Cap sur les Petites Antilles, du 3 mars au 17 avril 2012, pour l'équipe internationale co-dirigée par Anne Le Friant, chercheur CNRS à l'Institut de physique du Globe de Paris (CNRS / Université Paris Diderot / IPGP) et par Ozamu Ishizuka du Geological Survey of Japan. Cette campagne océanographique vise à mieux évaluer les risques associés aux instabilités de flanc de volcan, susceptibles de provoquer des tsunamis. Pour remplir cet objectif, les scientifiques réaliseront une dizaine de forages qui permettront de retracer l'histoire éruptive des zones les plus actives des Antilles durant le dernier million d'années. C'est la première fois que des carottages seront effectués dans des fonds marins recouverts par des dépôts d'avalanches de débris volcaniques.
Petites Antilles: un arc volcanique aux risques multiples
L'arc des Petites Antilles (1), directement lié à l'affrontement des plaques Caraïbes et Amérique du Nord, est constitué de nombreux édifices volcaniques dont douze, au moins, ont été actifs lors des 10 000 dernières années. La Montagne Pelée, en Martinique, et la Soufrière, en Guadeloupe font partie de ces volcans. Si, tout le long de l'arc, les compositions magmatiques et les styles éruptifs sont différents, les éruptions sont la plupart du temps explosives. De grands glissements (aussi appelés "déstabilisations" (2)) peuvent se produire sur les flancs des volcans, générant un risque de raz de marée lorsque les avalanches de débris arrivent en mer. Les scientifiques ont montré précédemment qu'au moins 52 instabilités de flanc s'étaient produites sur les volcans des Petites Antilles, dont au moins 15 durant les 12 000 dernières années. Autour de Montserrat, pas moins de 75 % des produits émis par le volcan actuellement en éruption se sont épanchés en mer.
Forer au large pour retracer l'histoire éruptive et comprendre les risques
Au cours de cette nouvelle campagne IODP (3), prévue du 3 mars au 17 avril 2012, l'équipe prévoit de réaliser dix forages (de 130 à 500 mètres), choisis stratégiquement autour de trois sites représentatifs des principaux processus volcaniques de l'arc antillais: Montserrat, la Martinique et la Dominique. Grâce aux analyses des carottes marines prélevées en 2002 au large des Petites Antilles, les scientifiques ont mis en évidence un nombre d'éruptions plus important que celui déduit des seules études effectuées sur la terre ferme (où les dépôts des éruptions sont parfois masqués ou érodés). En plus des sédiments et des niveaux de cendres volcaniques qui permettront d'accéder à l'histoire des volcans, les forages prélèveront, pour la première fois, les dépôts d'avalanches de débris, dans une zone où la fréquence des déstabilisations semble plus importante qu'ailleurs.
Cette campagne a pour objectif de reconstituer le plus finement possible l'histoire éruptive des volcans des Petites Antilles en documentant les cycles de construction et de destruction volcanique. Il s'agit notamment de mieux définir la nature du volcanisme durant les premiers stades de construction des édifices volcaniques (composition chimique, taux de production, explosivité, rôle de la construction par rapport aux processus de destruction) ainsi que les processus caractérisant l'activité éruptive et sa migration le long de l'arc antillais. Le but est également de mieux comprendre les processus à l'œuvre dans les avalanches de débris et la dispersion des sédiments en milieu océanique. Ces informations permettront de mieux évaluer les risques liés à l'activité volcanique dans cette région.
(1) Par opposition aux Grandes Antilles, les Petites Antilles sont un archipel composé des îles les plus méridionales de l'arc antillais, depuis la fosse d'Anegada jusqu'au nord du sous-continent sud-américain.
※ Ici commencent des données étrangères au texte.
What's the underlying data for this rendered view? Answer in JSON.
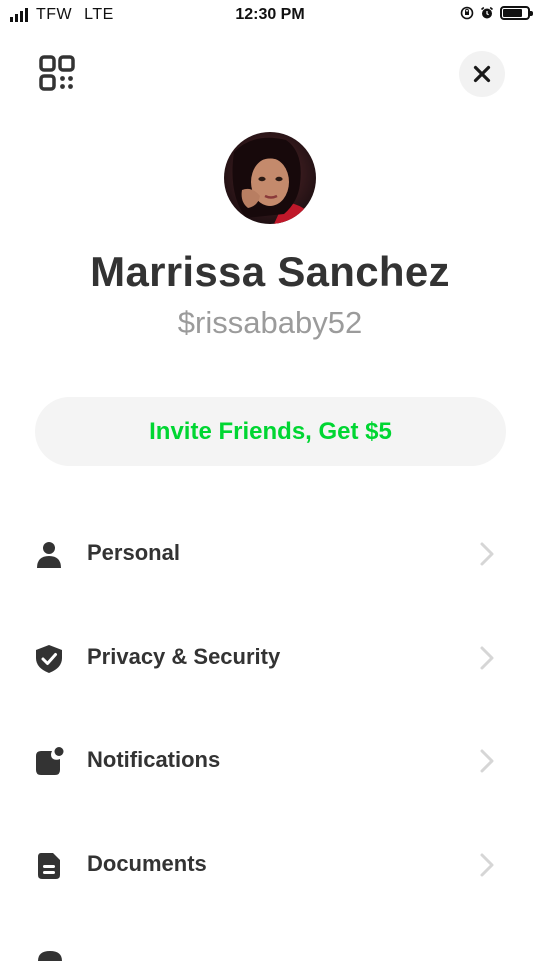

La Guadeloupe et la Martinique en font partie.
(2) Cette déstabilisation fait suite à différents processus: injection de magma qui n'atteint pas la surface, simple fragilisation du flanc par altération hydrothermale et fracturation ou surcharge provoquée par l'édifice.
(3) Le programme Integrated Ocean Drilling Program (IODP) est un ambitieux programme international de forage océanique au sein duquel la France est fortement impliquée, via le consortium européen ECORD, aux côtés de 17 autres pays.